Courses that look at how organizations really work with their many constituencies. Drawing on expertise from all the traditional business school disciplines, these courses teach you what you need to know to lead a thriving organization. Many of the class sessions are co-taught by faculty who bring diverse perspectives to the questions under discussion.
Competitor
Learn to use tools from economics, marketing, organizational behavior, accounting, and politics to achieve success in competitive environments. This course emphasizes anticipating the actions of the marketplace participants, including governments, nonprofit organizations, and corporations, that function as competitors and cooperators.
Customer
Learn to develop a deep understanding of customer behavior, integrate that understanding across an organization, and align the organizational structure to satisfy current customer needs and adapt to changes in customer needs, using tools from economics, psychology, and sociology.
Investor
This course is about investors: what they do, how they think, and what they care about. Course topics include returns, risk, and prices; asset allocation; efficient markets; valuation and fundamentals-based investing; the capital asset pricing model (CAPM); quantitative equity investing; bond markets; evaluating money manager performance; futures and options; and investment errors and human psychology.

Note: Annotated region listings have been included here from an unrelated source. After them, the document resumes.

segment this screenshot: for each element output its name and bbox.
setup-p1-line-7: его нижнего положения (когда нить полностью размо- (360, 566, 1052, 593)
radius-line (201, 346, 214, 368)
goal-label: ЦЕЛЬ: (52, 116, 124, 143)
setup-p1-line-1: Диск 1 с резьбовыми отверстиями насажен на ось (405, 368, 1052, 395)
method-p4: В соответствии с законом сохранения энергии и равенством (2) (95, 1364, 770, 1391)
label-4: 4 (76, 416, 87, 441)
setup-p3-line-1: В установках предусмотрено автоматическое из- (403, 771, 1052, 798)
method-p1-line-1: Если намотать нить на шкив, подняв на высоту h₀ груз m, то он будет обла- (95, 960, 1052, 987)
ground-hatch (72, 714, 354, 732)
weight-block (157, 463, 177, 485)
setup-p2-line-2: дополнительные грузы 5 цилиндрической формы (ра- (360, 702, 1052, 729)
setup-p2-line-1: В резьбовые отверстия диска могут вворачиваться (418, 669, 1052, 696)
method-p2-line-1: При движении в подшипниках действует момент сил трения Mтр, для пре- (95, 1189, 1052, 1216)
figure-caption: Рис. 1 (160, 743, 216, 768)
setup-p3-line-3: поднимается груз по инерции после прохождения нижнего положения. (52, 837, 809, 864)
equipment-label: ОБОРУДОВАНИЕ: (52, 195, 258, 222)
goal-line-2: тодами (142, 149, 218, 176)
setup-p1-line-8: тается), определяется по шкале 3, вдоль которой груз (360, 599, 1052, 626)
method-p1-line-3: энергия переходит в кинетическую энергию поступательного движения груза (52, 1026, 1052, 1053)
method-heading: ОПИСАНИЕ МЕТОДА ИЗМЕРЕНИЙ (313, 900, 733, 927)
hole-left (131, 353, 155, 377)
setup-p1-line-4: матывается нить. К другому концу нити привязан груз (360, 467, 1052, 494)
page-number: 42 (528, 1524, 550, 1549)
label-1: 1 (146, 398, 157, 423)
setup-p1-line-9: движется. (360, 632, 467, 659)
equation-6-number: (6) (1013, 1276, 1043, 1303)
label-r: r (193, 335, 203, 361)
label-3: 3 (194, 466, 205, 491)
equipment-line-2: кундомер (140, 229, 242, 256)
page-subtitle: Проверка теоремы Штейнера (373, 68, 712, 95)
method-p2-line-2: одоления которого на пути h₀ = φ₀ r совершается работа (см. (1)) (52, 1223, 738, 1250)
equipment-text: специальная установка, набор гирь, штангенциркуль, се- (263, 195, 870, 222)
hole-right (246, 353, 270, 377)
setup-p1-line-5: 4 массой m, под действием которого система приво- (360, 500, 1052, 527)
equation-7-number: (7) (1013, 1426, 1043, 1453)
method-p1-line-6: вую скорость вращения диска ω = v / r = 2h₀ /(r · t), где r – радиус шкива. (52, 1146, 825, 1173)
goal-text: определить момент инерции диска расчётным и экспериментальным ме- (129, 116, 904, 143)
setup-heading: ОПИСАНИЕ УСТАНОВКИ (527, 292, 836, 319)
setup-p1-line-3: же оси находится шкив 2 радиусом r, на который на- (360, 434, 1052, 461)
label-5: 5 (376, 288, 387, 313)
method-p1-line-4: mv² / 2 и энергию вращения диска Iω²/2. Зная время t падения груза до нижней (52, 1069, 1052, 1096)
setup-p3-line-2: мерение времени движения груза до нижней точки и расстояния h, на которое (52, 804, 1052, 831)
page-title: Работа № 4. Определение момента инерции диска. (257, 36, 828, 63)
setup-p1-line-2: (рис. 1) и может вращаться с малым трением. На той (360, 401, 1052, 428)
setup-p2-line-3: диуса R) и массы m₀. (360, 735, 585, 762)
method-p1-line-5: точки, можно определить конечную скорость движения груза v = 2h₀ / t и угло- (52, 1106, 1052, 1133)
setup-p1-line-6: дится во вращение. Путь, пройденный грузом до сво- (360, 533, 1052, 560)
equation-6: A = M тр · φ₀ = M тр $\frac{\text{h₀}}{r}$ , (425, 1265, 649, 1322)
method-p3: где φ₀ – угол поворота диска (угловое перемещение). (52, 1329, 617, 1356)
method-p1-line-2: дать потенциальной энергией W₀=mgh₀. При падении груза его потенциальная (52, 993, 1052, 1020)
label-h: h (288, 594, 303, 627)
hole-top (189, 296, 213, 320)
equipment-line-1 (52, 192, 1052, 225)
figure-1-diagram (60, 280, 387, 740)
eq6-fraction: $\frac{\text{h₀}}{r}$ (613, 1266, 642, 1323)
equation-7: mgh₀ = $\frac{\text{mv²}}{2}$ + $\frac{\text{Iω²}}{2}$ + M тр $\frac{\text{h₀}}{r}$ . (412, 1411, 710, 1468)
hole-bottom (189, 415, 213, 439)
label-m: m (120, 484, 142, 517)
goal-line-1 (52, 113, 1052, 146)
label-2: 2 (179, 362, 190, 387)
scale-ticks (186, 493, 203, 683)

Sourcing and Managing Funds
This course considers groups within the firm tasked to raise money from different sources as well as manage different aspects of those funds within the organization. Topics include measuring corporate value creation, company valuation, capital structure decisions, and capital budgeting.
State and Society
This course helps students understand how organizations interact with the societies that surround them, examining the role of nonmarket constituencies such as public officials and NGOs; legal and regulatory environments around the world; and the impact of societal trends on the opportunities and risks faced by businesses.
Workforce
The purpose of this course is to enhance the student’s capability as a manager and leader to take actions that align employees’ actions with organizational goals and objectives, using levers such as recruitment and selection; employee evaluation and development; extrinsic rewards, compensation systems, and job design; and the connection between the employee’s identity and organizational objectives. The course concludes by discussing how employment relationships are shaped by values and ethics—those of the manager, as well as those of the larger organization.
Innovator
This class studies issues of idea generation, idea evaluation and development, creative projects, and fostering and sustaining innovation in organizations. Students generate ideas in a number of contexts, and evaluate ideas that they and others have generated in terms of customer adoption and feasibility.
Operations Engine
The course broadens the traditional operations management course by including and emphasizing linkages to organizational behavior and workforce management, strategy, accounting, finance, and marketing. At its heart, this course is about using quantitative models to provide managerial insights into the improvement of work processes, the design and improvement of the supply chain, and the competitive strategy.
The Global Macroeconomy
This course develops a framework for understanding the causes and consequences of macroeconomic events in real time, a useful input to the management of any enterprise, local or global, profit or nonprofit. We compare countries’ economic structure and performance over time and consider models in which the choices of private and public agents interact to produce aggregate outcomes in response to policy or economic shocks.
The Executive
This course consists of series of interdisciplinary cases structured to describe challenges faced by leaders of organizations of differing size, scope, and sector, asking students to bring together skills learned throughout the core curriculum. All of the cases involve current situations, and much of the class material is “raw,” consisting of financial filings, data sets, news reports, company material, and other primary source data.